E’ auspicabile in caso di riforma della normativa che sia attuato un modello di valutazione che tenga conto dei limiti delle risorse esistenti e che renda più efficace quanto già attuato.
E’ evidente quindi la necessità di sviluppare una ricerca sul fenomeno che possa attingere a dati quali il numero di armi esistenti in Italia negli anni che fino ad ora non sono stati disponibili. Rispetto alle questioni della valutazione clinica pare da considerare che l’introduzione della procedura di ricorrere ad un collegio di tre valutatori (che non hanno una conoscenza diretta del paziente) non sia fondata su un’efficacia dimostrabile. Se ne intuisce invece il potenziale aggravio di spese sia per i cittadini sia per le strutture sanitarie psichiatriche pubbliche che attualmente a fatica riescono a fronteggiare alcuni bisogni di cura, fra i quali l’erogazione di prestazioni di psicoterapia.
"

A questo punto è doveroso da parte nostra invitare tutti gli Istruttori di tiro Italiani a fare un passo in dietro e prendere coscienza di quanto essi pesino sulla maturazione di un tiratore e come questo inneschi una catena per cui da un cattivo tiratore potrebbero formarsi gruppi di cattivi tiratori.

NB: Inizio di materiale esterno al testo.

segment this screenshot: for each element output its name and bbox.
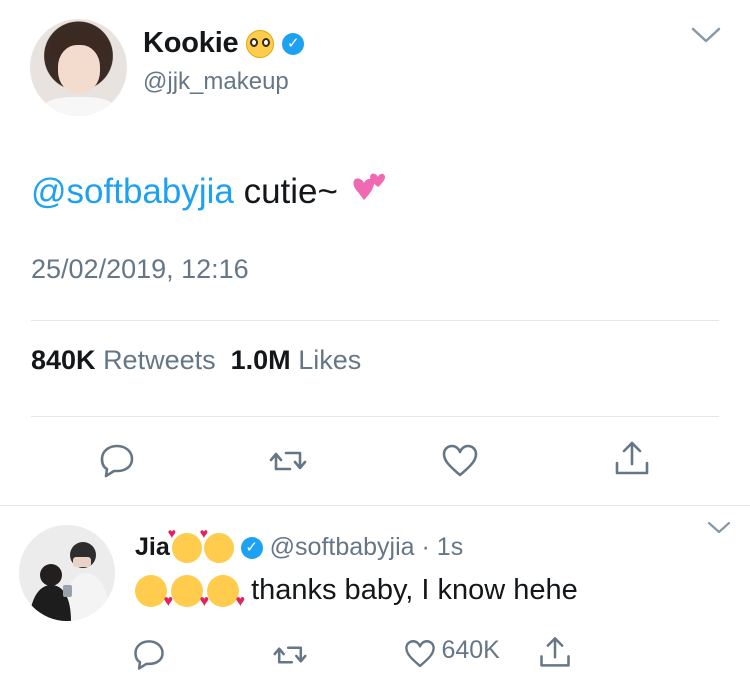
divider: [31, 416, 719, 417]
tweet-text: @softbabyjia cutie~: [31, 172, 390, 214]
retweets-count: 840K: [31, 345, 96, 375]
pleading-face-emoji-icon: [246, 30, 275, 59]
smiling-face-with-hearts-emoji-icon: [168, 525, 202, 564]
author-handle[interactable]: @jjk_makeup: [143, 68, 289, 96]
chevron-down-icon[interactable]: [706, 520, 732, 536]
two-hearts-icon: [353, 173, 385, 200]
likes-stat[interactable]: 1.0M Likes: [231, 345, 362, 375]
meta-separator: ·: [414, 533, 437, 561]
heart-icon[interactable]: [403, 637, 437, 671]
chevron-down-icon[interactable]: [690, 25, 722, 45]
author-name-row[interactable]: Kookie ✓: [143, 27, 305, 60]
reply-header: Jia ✓ @softbabyjia · 1s: [135, 525, 463, 564]
share-icon[interactable]: [612, 437, 652, 477]
reply-time[interactable]: 1s: [437, 533, 463, 561]
verified-badge-icon: ✓: [240, 537, 263, 560]
divider: [31, 320, 719, 321]
share-icon[interactable]: [537, 633, 573, 669]
face-blowing-kiss-emoji-icon: [135, 575, 173, 611]
likes-label: Likes: [298, 345, 362, 375]
face-blowing-kiss-emoji-icon: [171, 575, 209, 611]
author-name[interactable]: Kookie: [143, 27, 239, 59]
engagement-stats: 840K Retweets 1.0M Likes: [31, 345, 361, 376]
smiling-face-with-hearts-emoji-icon: [200, 525, 234, 564]
author-avatar[interactable]: [30, 19, 127, 116]
reply-text: thanks baby, I know hehe: [251, 574, 578, 606]
reply-text-row: thanks baby, I know hehe: [135, 574, 578, 611]
mention-link[interactable]: @softbabyjia: [31, 172, 234, 211]
tweet-body-text: cutie~: [233, 172, 338, 211]
reply-like-action[interactable]: 640K: [403, 636, 500, 671]
face-blowing-kiss-emoji-icon: [207, 575, 245, 611]
reply-author-handle[interactable]: @softbabyjia: [270, 533, 415, 561]
section-separator: [0, 505, 750, 506]
reply-icon[interactable]: [131, 636, 167, 672]
tweet-timestamp[interactable]: 25/02/2019, 12:16: [31, 254, 249, 285]
reply-author-name[interactable]: Jia: [135, 533, 170, 561]
reply-author-avatar[interactable]: [19, 525, 115, 621]
likes-count: 1.0M: [230, 345, 291, 375]
retweet-stat[interactable]: 840K Retweets: [31, 345, 216, 375]
reply-icon[interactable]: [97, 440, 137, 480]
reply-like-count: 640K: [441, 636, 500, 664]
heart-icon[interactable]: [440, 441, 480, 481]
retweet-icon[interactable]: [272, 637, 308, 673]
retweets-label: Retweets: [103, 345, 216, 375]
retweet-icon[interactable]: [268, 441, 308, 481]
verified-badge-icon: ✓: [282, 33, 305, 56]
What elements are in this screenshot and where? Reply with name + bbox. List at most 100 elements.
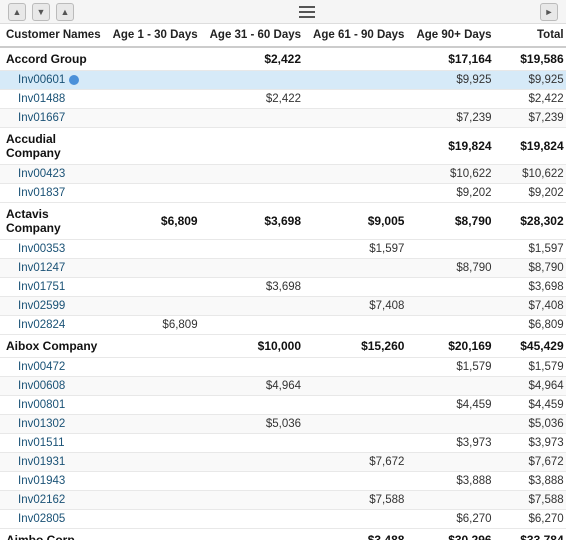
group-d60: $3,698	[204, 203, 307, 240]
invoice-id[interactable]: Inv01931	[0, 453, 107, 472]
table-row[interactable]: Inv01931$7,672$7,672	[0, 453, 566, 472]
invoice-id[interactable]: Inv02805	[0, 510, 107, 529]
group-d90p: $19,824	[410, 128, 497, 165]
cell-d60	[204, 358, 307, 377]
table-row[interactable]: Inv01943$3,888$3,888	[0, 472, 566, 491]
cell-d90p: $9,202	[410, 184, 497, 203]
cell-d60	[204, 71, 307, 90]
cell-total: $3,698	[498, 278, 566, 297]
group-header-row: Aimbo Corp $3,488 $30,296 $33,784	[0, 529, 566, 540]
cell-d90: $7,588	[307, 491, 410, 510]
invoice-id[interactable]: Inv01247	[0, 259, 107, 278]
cell-d90	[307, 377, 410, 396]
table-row[interactable]: Inv01667$7,239$7,239	[0, 109, 566, 128]
invoice-id[interactable]: Inv02599	[0, 297, 107, 316]
invoice-id[interactable]: Inv00472	[0, 358, 107, 377]
cell-d90p: $3,973	[410, 434, 497, 453]
table-row[interactable]: Inv00801$4,459$4,459	[0, 396, 566, 415]
invoice-id[interactable]: Inv01837	[0, 184, 107, 203]
invoice-id[interactable]: Inv01302	[0, 415, 107, 434]
cell-d60	[204, 240, 307, 259]
cell-d90: $7,672	[307, 453, 410, 472]
cell-d60: $3,698	[204, 278, 307, 297]
group-d90p: $20,169	[410, 335, 497, 358]
table-row[interactable]: Inv00423$10,622$10,622	[0, 165, 566, 184]
cell-d90p: $10,622	[410, 165, 497, 184]
group-d30	[107, 529, 204, 540]
scroll-right-button[interactable]: ►	[540, 3, 558, 21]
cell-d90p	[410, 491, 497, 510]
group-header-row: Actavis Company $6,809 $3,698 $9,005 $8,…	[0, 203, 566, 240]
table-row[interactable]: Inv02824$6,809$6,809	[0, 316, 566, 335]
cell-d60	[204, 396, 307, 415]
table-row[interactable]: Inv01511 $3,973$3,973	[0, 434, 566, 453]
cursor-indicator	[69, 75, 79, 85]
invoice-id[interactable]: Inv01488	[0, 90, 107, 109]
table-row[interactable]: Inv01837$9,202$9,202	[0, 184, 566, 203]
cell-d90p	[410, 377, 497, 396]
group-total: $19,824	[498, 128, 566, 165]
table-row[interactable]: Inv00472 $1,579$1,579	[0, 358, 566, 377]
invoice-id[interactable]: Inv01943	[0, 472, 107, 491]
invoice-id[interactable]: Inv02162	[0, 491, 107, 510]
cell-d30	[107, 453, 204, 472]
nav-up-button[interactable]: ▲	[56, 3, 74, 21]
invoice-id[interactable]: Inv00601	[0, 71, 107, 90]
cell-total: $1,579	[498, 358, 566, 377]
top-bar: ▲ ▼ ▲ ►	[0, 0, 566, 24]
cell-total: $3,973	[498, 434, 566, 453]
group-name: Accudial Company	[0, 128, 107, 165]
cell-d90p: $9,925	[410, 71, 497, 90]
cell-total: $2,422	[498, 90, 566, 109]
cell-d30	[107, 396, 204, 415]
group-d60: $10,000	[204, 335, 307, 358]
invoice-id[interactable]: Inv00608	[0, 377, 107, 396]
cell-d30	[107, 90, 204, 109]
table-row[interactable]: Inv00608$4,964$4,964	[0, 377, 566, 396]
cell-d60	[204, 316, 307, 335]
cell-d90	[307, 510, 410, 529]
invoice-id[interactable]: Inv02824	[0, 316, 107, 335]
table-row[interactable]: Inv00353$1,597$1,597	[0, 240, 566, 259]
col-header-90plus: Age 90+ Days	[410, 24, 497, 47]
group-name: Aibox Company	[0, 335, 107, 358]
nav-forward-button[interactable]: ▼	[32, 3, 50, 21]
table-row[interactable]: Inv01751 $3,698 $3,698	[0, 278, 566, 297]
cell-d90p: $1,579	[410, 358, 497, 377]
table-row[interactable]: Inv02162$7,588$7,588	[0, 491, 566, 510]
invoice-id[interactable]: Inv01667	[0, 109, 107, 128]
nav-back-button[interactable]: ▲	[8, 3, 26, 21]
invoice-id[interactable]: Inv01751	[0, 278, 107, 297]
table-row[interactable]: Inv00601$9,925$9,925	[0, 71, 566, 90]
cell-d90p	[410, 90, 497, 109]
invoice-id[interactable]: Inv00801	[0, 396, 107, 415]
table-row[interactable]: Inv02805$6,270$6,270	[0, 510, 566, 529]
cell-d90p: $6,270	[410, 510, 497, 529]
cell-d90p: $4,459	[410, 396, 497, 415]
group-name: Accord Group	[0, 47, 107, 71]
group-header-row: Aibox Company $10,000 $15,260 $20,169 $4…	[0, 335, 566, 358]
group-d30	[107, 335, 204, 358]
cell-total: $6,809	[498, 316, 566, 335]
cell-d90	[307, 434, 410, 453]
group-name: Aimbo Corp	[0, 529, 107, 540]
table-row[interactable]: Inv02599$7,408$7,408	[0, 297, 566, 316]
cell-d90	[307, 472, 410, 491]
group-total: $19,586	[498, 47, 566, 71]
cell-d90p	[410, 316, 497, 335]
cell-total: $1,597	[498, 240, 566, 259]
table-row[interactable]: Inv01247$8,790$8,790	[0, 259, 566, 278]
invoice-id[interactable]: Inv00353	[0, 240, 107, 259]
invoice-id[interactable]: Inv00423	[0, 165, 107, 184]
cell-d30	[107, 109, 204, 128]
group-d90	[307, 47, 410, 71]
table-row[interactable]: Inv01302$5,036$5,036	[0, 415, 566, 434]
cell-d90	[307, 415, 410, 434]
cell-d90	[307, 184, 410, 203]
table-row[interactable]: Inv01488$2,422$2,422	[0, 90, 566, 109]
hamburger-menu[interactable]	[299, 6, 315, 18]
cell-d90	[307, 316, 410, 335]
group-name: Actavis Company	[0, 203, 107, 240]
invoice-id[interactable]: Inv01511	[0, 434, 107, 453]
group-total: $33,784	[498, 529, 566, 540]
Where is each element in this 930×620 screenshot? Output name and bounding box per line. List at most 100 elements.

Esistono già chiare linee guida che sono state messe al vaglio del Ministero tra cui:
- la valutazione del medico di famiglia, che meglio conosce il paziente, non si limiti ad una certificazione anamnestica ma si basi anche su un colloquio clinico da svolgere nella stessa visita.
- che ogni medico abbia possibilità di conoscere se un suo paziente detenga armi e che abbia la possibilità di riferire informalmente in presenza di sospetti per turbe psichiche o comportamentali.
- che sia previsto il ricorso ad una valutazione psichiatrica da parte di una struttura pubblica nei casi dubbi o con evidenti pregresse condizioni psicopatologiche.
- che gli istruttori o chi è figura di spicco verso i tiratori sportivi e i possessori d'armi, riceva un istruzione preso scuole Statali certificate e abbia una licenza rilasciata da un Amministrazione di garanzia senza la quale egli non possa esercitare.
Formiamo i tiratori perchè non presentino questo sport come la fabbrica di futuri "Rambo" ma l'insieme di sportivi capaci ed esenti da eccessi che tanto male fanno a questo sport.